The Cedarberg mountains, Western Cape
Gydo Pass, Western Cape
Yesterday morning I did quite a spectacular somersault off Rocinante along the main street in Stellenbosch. Over 22,000 kilometres from home and perhaps my last kilometre in Africa and it took a momentary lapse of judgement whilst jumping a curb on an unloaded Rocinante to go sprawling across the road followed by bits and pieces of the bike. Ironically I was on the way to the bike shop to get Rocinante kitted out for the next leg of the journey, so I just added a couple of new items to the bottom of my fix-it list when I handed the bike over to Leonardo the bike man.
Having failed miserably in any attempts to find passage on either a yacht or cargo ship to South America, I chucked in the towel and with one quick swipe of my credit card I enlarged my carbon footprint, cut a nice dent in my ever-dwindling financial resources, and had a plane ticket from Cape Town to Buenos Aires, Argentina. I fly out on Sunday 20th September, just under one year to the day from when I landed in Tangiers and began to run the stone-throwing gauntlet into Morocco. What a year. 22 countries, 2 tyres and a million experiences.
Spring flowers in the Cedarberg
After over a week in the Cedarberg mountains, I descended to the winelands of Western Cape and now I'm staying with Bennie and Elsie in Kuilsrivier, a suburb in northern Cape Town. We last met on a sandy track in southern Angola, where they saved myself and Peter with water and sandwiches as they toured the country with some friends. We kept in touch and they very generously offered to host me for the final few days in the country.
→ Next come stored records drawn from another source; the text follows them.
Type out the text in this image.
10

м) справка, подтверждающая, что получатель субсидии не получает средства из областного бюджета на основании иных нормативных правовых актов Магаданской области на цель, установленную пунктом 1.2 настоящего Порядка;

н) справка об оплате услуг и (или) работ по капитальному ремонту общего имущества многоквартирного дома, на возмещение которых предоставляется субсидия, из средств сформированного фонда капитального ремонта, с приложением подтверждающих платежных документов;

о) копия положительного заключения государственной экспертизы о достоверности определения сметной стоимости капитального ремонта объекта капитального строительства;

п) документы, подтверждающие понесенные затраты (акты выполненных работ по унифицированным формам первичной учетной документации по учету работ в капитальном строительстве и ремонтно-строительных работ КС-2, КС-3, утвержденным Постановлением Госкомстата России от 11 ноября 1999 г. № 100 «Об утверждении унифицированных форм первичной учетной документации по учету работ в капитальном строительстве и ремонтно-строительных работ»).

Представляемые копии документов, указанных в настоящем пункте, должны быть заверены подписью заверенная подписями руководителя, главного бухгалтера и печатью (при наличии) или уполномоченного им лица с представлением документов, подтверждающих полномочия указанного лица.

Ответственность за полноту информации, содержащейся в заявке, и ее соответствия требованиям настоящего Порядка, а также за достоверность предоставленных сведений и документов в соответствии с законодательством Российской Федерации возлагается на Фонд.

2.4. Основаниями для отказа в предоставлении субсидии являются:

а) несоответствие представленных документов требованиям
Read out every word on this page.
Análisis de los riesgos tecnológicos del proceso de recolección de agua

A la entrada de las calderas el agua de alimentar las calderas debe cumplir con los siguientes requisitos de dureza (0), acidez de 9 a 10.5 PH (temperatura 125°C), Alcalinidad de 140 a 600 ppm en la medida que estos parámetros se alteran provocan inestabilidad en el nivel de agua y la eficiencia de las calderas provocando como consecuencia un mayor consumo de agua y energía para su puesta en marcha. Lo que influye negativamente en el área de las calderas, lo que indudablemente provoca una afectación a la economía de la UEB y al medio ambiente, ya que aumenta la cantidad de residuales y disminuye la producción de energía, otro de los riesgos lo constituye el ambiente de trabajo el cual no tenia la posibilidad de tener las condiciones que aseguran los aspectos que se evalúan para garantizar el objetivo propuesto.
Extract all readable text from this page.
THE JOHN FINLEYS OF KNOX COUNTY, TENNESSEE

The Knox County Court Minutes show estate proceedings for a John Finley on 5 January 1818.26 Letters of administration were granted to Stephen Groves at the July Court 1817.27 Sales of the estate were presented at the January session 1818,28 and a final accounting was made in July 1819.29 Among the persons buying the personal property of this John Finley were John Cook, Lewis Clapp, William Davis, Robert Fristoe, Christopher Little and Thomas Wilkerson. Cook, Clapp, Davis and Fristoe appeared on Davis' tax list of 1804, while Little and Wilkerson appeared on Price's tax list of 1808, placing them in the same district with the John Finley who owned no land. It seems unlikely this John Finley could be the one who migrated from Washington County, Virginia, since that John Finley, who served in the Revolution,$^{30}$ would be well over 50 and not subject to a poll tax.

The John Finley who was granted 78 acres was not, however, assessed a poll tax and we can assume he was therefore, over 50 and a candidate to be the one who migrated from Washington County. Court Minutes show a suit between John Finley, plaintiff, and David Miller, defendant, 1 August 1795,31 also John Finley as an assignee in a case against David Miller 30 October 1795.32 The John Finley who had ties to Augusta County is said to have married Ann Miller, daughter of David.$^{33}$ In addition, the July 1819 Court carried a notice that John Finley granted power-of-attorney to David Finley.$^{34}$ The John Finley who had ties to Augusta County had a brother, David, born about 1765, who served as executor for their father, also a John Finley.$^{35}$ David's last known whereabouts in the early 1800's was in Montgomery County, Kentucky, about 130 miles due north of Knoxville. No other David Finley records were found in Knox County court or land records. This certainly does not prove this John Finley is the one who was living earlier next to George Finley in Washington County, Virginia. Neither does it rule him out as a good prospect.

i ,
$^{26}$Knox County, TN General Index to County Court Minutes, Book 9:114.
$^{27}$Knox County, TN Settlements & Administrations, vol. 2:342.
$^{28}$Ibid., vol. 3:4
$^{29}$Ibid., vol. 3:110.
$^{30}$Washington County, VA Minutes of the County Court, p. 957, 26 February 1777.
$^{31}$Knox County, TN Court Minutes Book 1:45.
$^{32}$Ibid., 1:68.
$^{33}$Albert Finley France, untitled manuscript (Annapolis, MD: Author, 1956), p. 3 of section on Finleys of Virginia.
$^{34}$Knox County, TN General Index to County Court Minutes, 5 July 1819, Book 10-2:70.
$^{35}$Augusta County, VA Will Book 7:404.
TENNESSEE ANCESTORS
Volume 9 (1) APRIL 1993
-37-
After the visit to the bike doctor yesterday I bought a Spanish dictionary and phrasebook and every night I will sleep with them under my pillow and hopefully I will learn the language by osmosis.
Finally, as you may be aware, I decided a few months back to use the journey to raise money for the Dublin-based charity, the Peter McVerry Trust, which does fantastic work in supporting young homeless people. I just wanted to make it clear that if you choose to donate any money to the charity via The Slow Way Home link on the mycharity.ie website, your donation goes to the Trust immediately (and not at the end of the journey - whenever that may be!). Many thanks to those who have already contributed very generously to the fund.
To all the people at home and along the road who have made this journey be what it has been so far, a very warm thank you.